We have had our visits of skunk. In fact, a couple of years ago, there was a skunk hiding behind our freezer in our garage. When I discovered it, I was able to contain a yell with the commonsense knowledge that I did not want to scare it, for fear of the retaliation the spray.
When I called for help to try and get our furry guest to leave, the exit plan included softballs and, of course, a garage that stunk, of course, like skunk.
We emptied the entire garage of its contents and scrubbed the floor and its contents down with different concoctions, including a mixture of baking soda, liquid soap, and hydrogen peroxide. I believe we then doused the area with white vinegar, and then bleach. Tomato juice is supposed to be another remedy for skunk spray.
Just last week, my twin brother was picking raspberries in his berry bushes that are near the river and low-and-behold the black-and-white critter was among the bushes, probably enjoying the leftover berries that fell to the ground. Needless to say, his large dogs tried to flush the skunk, but they got flushed instead. My brother and his dogs quickly took a dive into the nearby pond.

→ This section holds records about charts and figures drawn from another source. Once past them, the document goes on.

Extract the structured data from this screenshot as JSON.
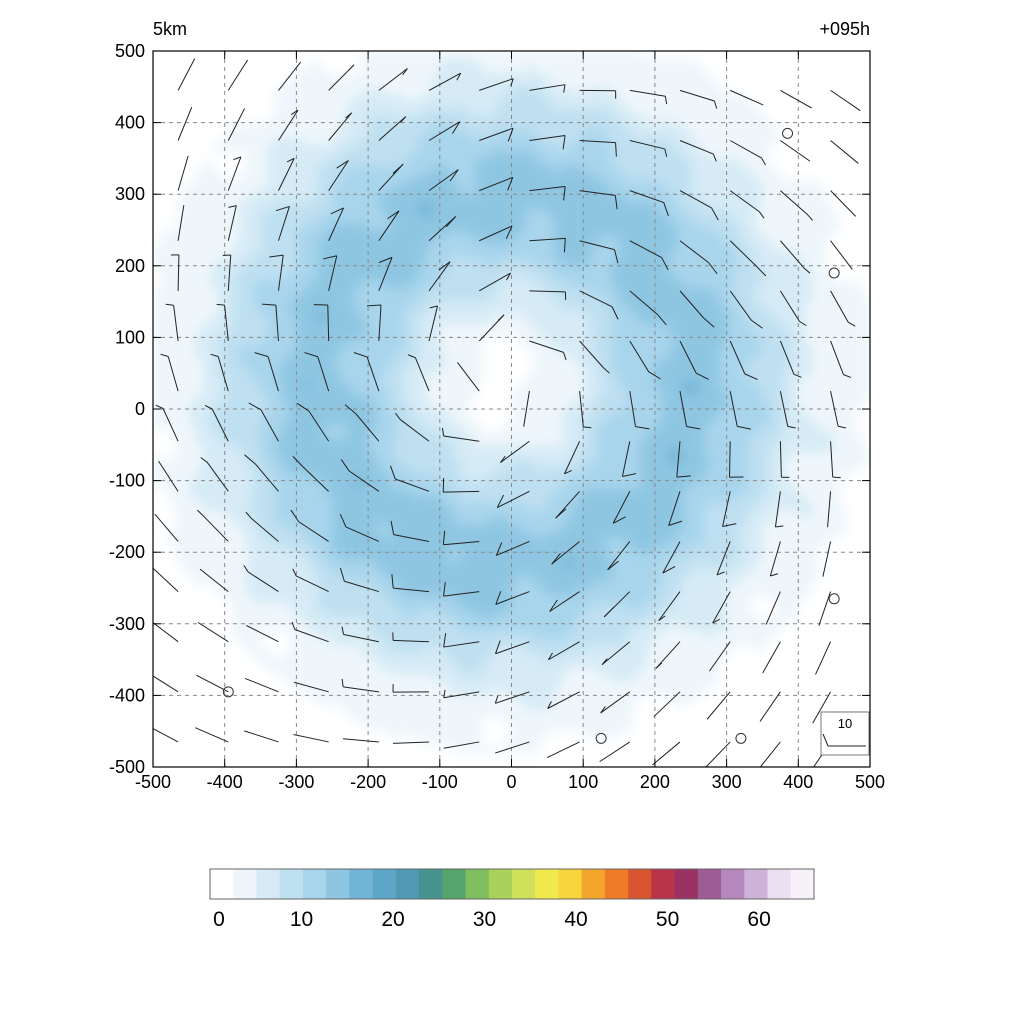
{
  "chart_data": [
    {
      "type": "heatmap",
      "title_left": "5km",
      "title_right": "+095h",
      "xlabel": "",
      "ylabel": "",
      "xlim": [
        -500,
        500
      ],
      "ylim": [
        -500,
        500
      ],
      "xticks": [
        "-500",
        "-400",
        "-300",
        "-200",
        "-100",
        "0",
        "100",
        "200",
        "300",
        "400",
        "500"
      ],
      "yticks": [
        "500",
        "400",
        "300",
        "200",
        "100",
        "0",
        "-100",
        "-200",
        "-300",
        "-400",
        "-500"
      ],
      "grid": true,
      "field": {
        "description_visible": "ring",
        "eye_center": [
          -10,
          40
        ],
        "ring_radius": 260,
        "ring_peak_value": 12,
        "background_value": 2
      },
      "wind_barbs": {
        "spacing": 70,
        "rotation": "counterclockwise",
        "reference_label": "10"
      },
      "calm_markers": [
        [
          385,
          385
        ],
        [
          450,
          190
        ],
        [
          -395,
          -395
        ],
        [
          450,
          -265
        ],
        [
          125,
          -460
        ],
        [
          320,
          -460
        ]
      ]
    },
    {
      "type": "colorbar",
      "range": [
        0,
        66
      ],
      "tick_labels": [
        "0",
        "10",
        "20",
        "30",
        "40",
        "50",
        "60"
      ],
      "tick_values": [
        0,
        10,
        20,
        30,
        40,
        50,
        60
      ],
      "colors": [
        "#ffffff",
        "#eef6fb",
        "#d6ebf6",
        "#bfe0f1",
        "#a8d5ec",
        "#8ec6e2",
        "#72b4d6",
        "#5ea6c8",
        "#4f99b4",
        "#46928f",
        "#55a46e",
        "#7fbe5e",
        "#a9d25b",
        "#cfe15a",
        "#f0ea4f",
        "#f6d63b",
        "#f4a52b",
        "#ec7a26",
        "#d9552f",
        "#b83448",
        "#993262",
        "#9d5c96",
        "#b488bd",
        "#cfb2d8",
        "#ebe0f1",
        "#f7f2fa"
      ]
    }
  ]
}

That’s not the last of the skunk stories, as my neighbor called last night with a warning, “There’s a skunk in my front yard. Make sure you close your shed and garage doors.”
Now, skunks are attracted to plants that grow berries, as well as open trash containers. To help avoid a skunk visit, clear open trash containers and plants that have berries, and keep the area well lit.
Now if you find or see a baby skunk (called a kit) however adorable it may look, avoid trying to get its attention, as baby skunks can spray early on.
Now, one may ask, “How do skunks eliminate such an odor?” My daughter asked this question. As fitting, skunks spray from a gland located around its rectum, and that spray can shoot up to 15 feet. Skunks don’t take much of a break either. They do not hibernate. They take longer naps in dens, but no hibernation.
This may be more than one wanted to know about skunks, but since we have had different visits from the skunk, it provided an opportunity for my children and me to learn more about it.
These are some other facts that we learned about skunks that my children thought fascinating: Mama skunks usually have a litter four to five kits per litter, and remember these kits can spray. Skunks live about two to four years in the wild, but if kept domestically (I am not sure who does this, but. . . .), they will live much longer, about 10 years. I did not want my youngest to know this fact, as she wants to be a vet when she gets older, and most likely would ask if she could have a skunk for a pet.
There you have it. All the skunk information that you need in case the critter “comes a knockin’ at your door,” or better yet, you are now equipped with knowledge of how to deter the visit in the first place.
The skunk has also provided my family with lots of stories to share, with it at the center of the plot.